I don’t think it’s necessarily as bad as Garrett is worried it might be, although I do very much sympathize with his concerns. From my point of view, it certainly looks like the vast majority of UX is that line-level work, but it’s really key to point out that there’s a difference between production UX and foundational UX, or if I want to throw my own hat into the ring, strategic UX.
Because I do think Garrett is also describing UX as a (incredibly important) part overall strategy, which is different from the production stuff. Your overall strategy is big! It’s goes right to the heart of the underlying goal, objective, mission, need, whatever. My assumption is that early 2000s UX had the advantage of being a new term that didn’t have any baggage, so could excitedly be brought in at the highest levels. A new way of looking at problems and coming up with new, holistic, integrated ways of addressing those problems. But that UX inherently feeds into the company’s strategy, which sets direction.
In my most recent work (okay, the last few years of government work), the equivalent to foundational UX here is a bit like the opportunity we talk about in terms of policy and technology. There’s production UX, which is like, I don’t know, “the procedure for verifying your identity for a particular benefit is a shitshow both qualitatively and quantifiably” and “the experience of perennial favorite renewing your drivers license is still inconsistent”4.

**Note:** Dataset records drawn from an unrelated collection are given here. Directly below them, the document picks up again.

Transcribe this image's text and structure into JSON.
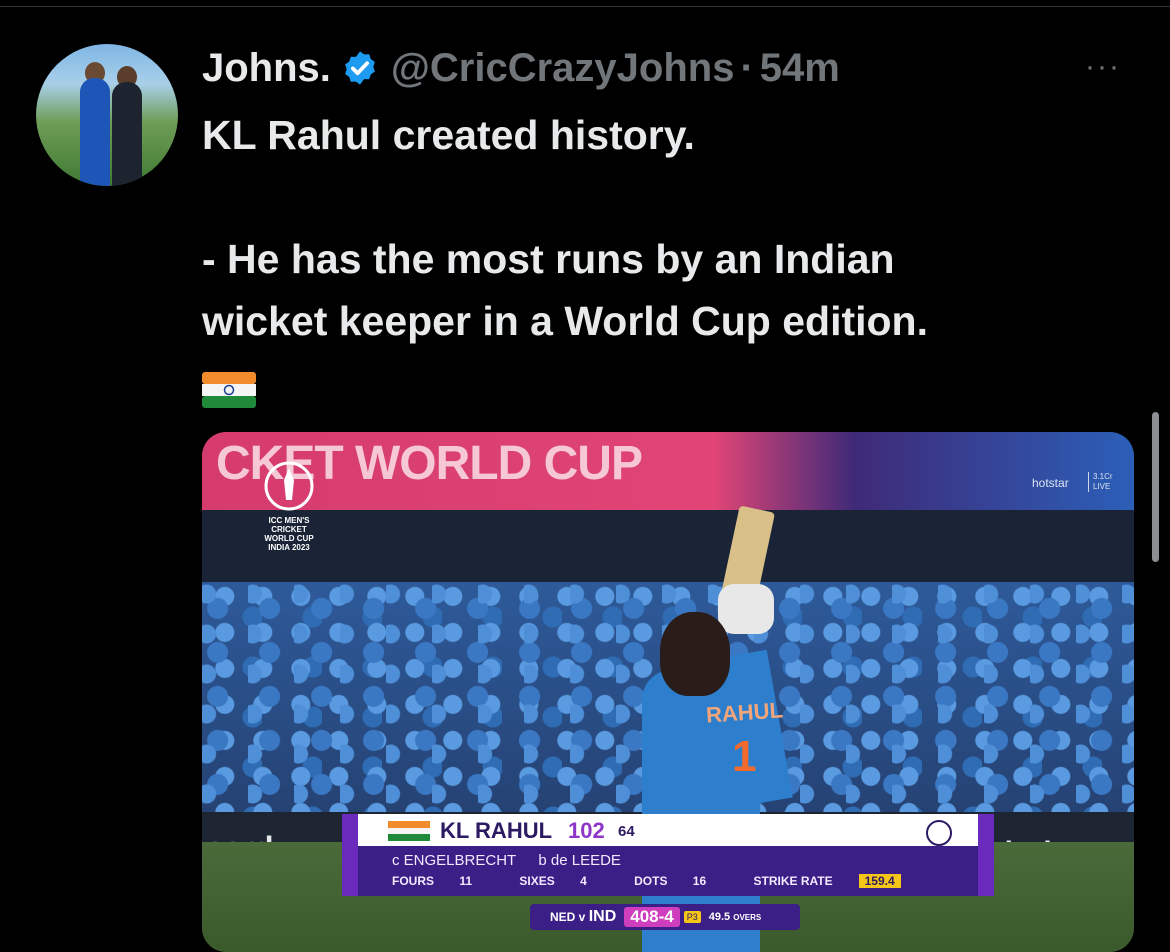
{
  "tweet": {
    "author_name": "Johns.",
    "handle": "@CricCrazyJohns",
    "separator": "·",
    "time": "54m",
    "more": "···",
    "lines": [
      "KL Rahul created history.",
      "",
      "- He has the most runs by an Indian",
      "wicket keeper in a World Cup edition."
    ],
    "emoji": "india-flag"
  },
  "media": {
    "banner_text": "CKET WORLD CUP",
    "logo_text": [
      "ICC MEN'S",
      "CRICKET",
      "WORLD CUP",
      "INDIA 2023"
    ],
    "broadcaster": "hotstar",
    "live_views": "3.1Cr",
    "live_label": "LIVE",
    "ad_left": "card",
    "ad_right": "riceless",
    "jersey_name": "RAHUL",
    "jersey_number": "1",
    "scorecard": {
      "batter": "KL RAHUL",
      "runs": "102",
      "balls": "64",
      "caught": "c ENGELBRECHT",
      "bowled": "b de LEEDE",
      "fours_label": "FOURS",
      "fours": "11",
      "sixes_label": "SIXES",
      "sixes": "4",
      "dots_label": "DOTS",
      "dots": "16",
      "sr_label": "STRIKE RATE",
      "sr": "159.4"
    },
    "match": {
      "teams": "NED v",
      "batting": "IND",
      "total": "408-4",
      "phase": "P3",
      "overs": "49.5",
      "overs_label": "OVERS"
    }
  }
}
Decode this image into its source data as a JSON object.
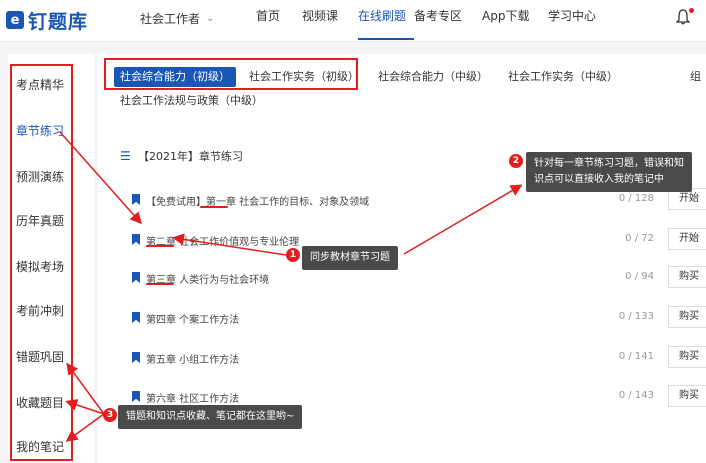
{
  "header": {
    "logo_text": "钉题库",
    "logo_mark": "e",
    "role_select": "社会工作者",
    "nav": [
      "首页",
      "视频课",
      "在线刷题",
      "备考专区",
      "App下载",
      "学习中心"
    ],
    "active_nav": "在线刷题"
  },
  "sidebar": {
    "items": [
      "考点精华",
      "章节练习",
      "预测演练",
      "历年真题",
      "模拟考场",
      "考前冲刺",
      "错题巩固",
      "收藏题目",
      "我的笔记"
    ],
    "active": "章节练习"
  },
  "tabs": [
    "社会综合能力（初级）",
    "社会工作实务（初级）",
    "社会综合能力（中级）",
    "社会工作实务（中级）",
    "社会工作法规与政策（中级）"
  ],
  "tab_overflow": "组",
  "section_title": "【2021年】章节练习",
  "chapters": [
    {
      "title": "【免费试用】第一章 社会工作的目标、对象及领域",
      "progress": "0 / 128",
      "button": "开始"
    },
    {
      "title": "第二章 社会工作价值观与专业伦理",
      "progress": "0 / 72",
      "button": "开始"
    },
    {
      "title": "第三章 人类行为与社会环境",
      "progress": "0 / 94",
      "button": "购买"
    },
    {
      "title": "第四章 个案工作方法",
      "progress": "0 / 133",
      "button": "购买"
    },
    {
      "title": "第五章 小组工作方法",
      "progress": "0 / 141",
      "button": "购买"
    },
    {
      "title": "第六章 社区工作方法",
      "progress": "0 / 143",
      "button": "购买"
    }
  ],
  "callouts": [
    {
      "badge": "1",
      "text": "同步教材章节习题"
    },
    {
      "badge": "2",
      "lines": [
        "针对每一章节练习习题，错误和知",
        "识点可以直接收入我的笔记中"
      ]
    },
    {
      "badge": "3",
      "text": "错题和知识点收藏、笔记都在这里哟~"
    }
  ],
  "colors": {
    "brand": "#1a56b5",
    "annotation": "#e02020",
    "callout_bg": "#4a4a4a"
  },
  "icons": {
    "bookmark": "bookmark-icon",
    "list": "list-icon",
    "bell": "bell-icon",
    "chevron": "chevron-down-icon"
  }
}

But foundational UX or strategic UX (on second thought: perhaps ugh) needs leadership and ownership at the exec level, which means a fundamental posture change at the exec leadership level, and not seeing the entire exercise as, well, an exercise. Strategic UX (I’ll keep using the term until it feels less icky) is how I might describe the goal of “see this government program we’ve got? How should it work better? What problem is it trying to solve? How might we solve for that outcome, or improve effectiveness, or solve more fundamental problems that aren’t even addressed by legislation?”

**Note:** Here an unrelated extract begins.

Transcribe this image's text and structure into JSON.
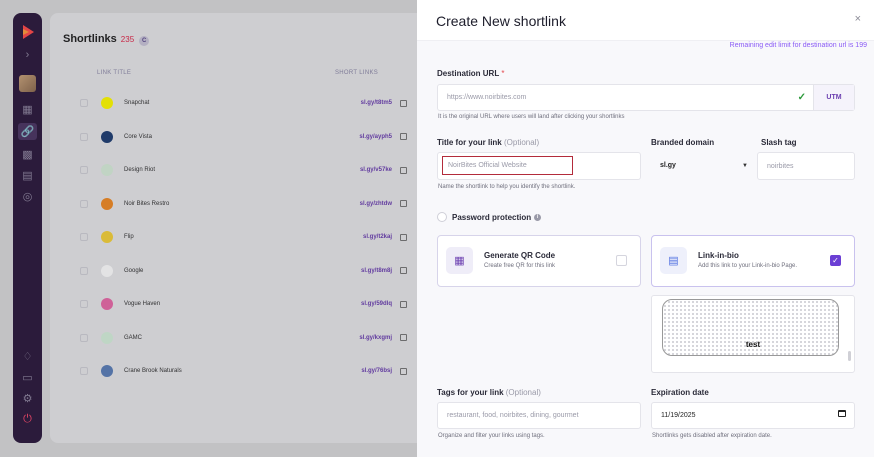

Easy example: there isn’t really direct legislation, I think, that says something like “hey, if you’re signing up for a social service benefit, turns out you’re probably also qualifying for some others, so how about we take that into account?” I mean, there probably is in an indirect way, like how funding works for systems that interoperate? But for the actual outcome, which is to reduce the effort and sheer bureaucracy of supplying minor variations on the same information multiple times in different ways, I do think foundational-or-strategic UX is a way to describe what needs to happen. And that does and has happened in government thanks to deep acceptance of user research that looks at wider circumstances. Actually taking the time with the highest sponsorship to put together the task flow or the user journey, a real end-to-end user journey, which might be terrifyingly large, process maps and so on and then really internalizing them and deciding: hey, do we want to (somewhat disparagingly) fiddle around the edges here, or is this an opportunity to do something, well, fundamental or foundational?
Adaptive Path (Jesse’s alma mater) had a pretty famous-amongst-certain-circles concept called Charmr (and there’s YouTube video5), that came out in 2007 as a (sorry) reimagining of what compassionate, human diabetes care might look like. This was in 2007 when diabetes care and meters were significantly more shit than they were now, when the entrenched incumbents weren’t under any pressure, when the FDA therefore didn’t really have anything to compare against or policy didn’t really have something to push towards or incentivize. And Charmr was great and immediately hit some criticism from other quarters along the lines of “well, medical devices are super complicated and regulated and you’re just Bay Area people coming up with a demo”, but look at where we are now!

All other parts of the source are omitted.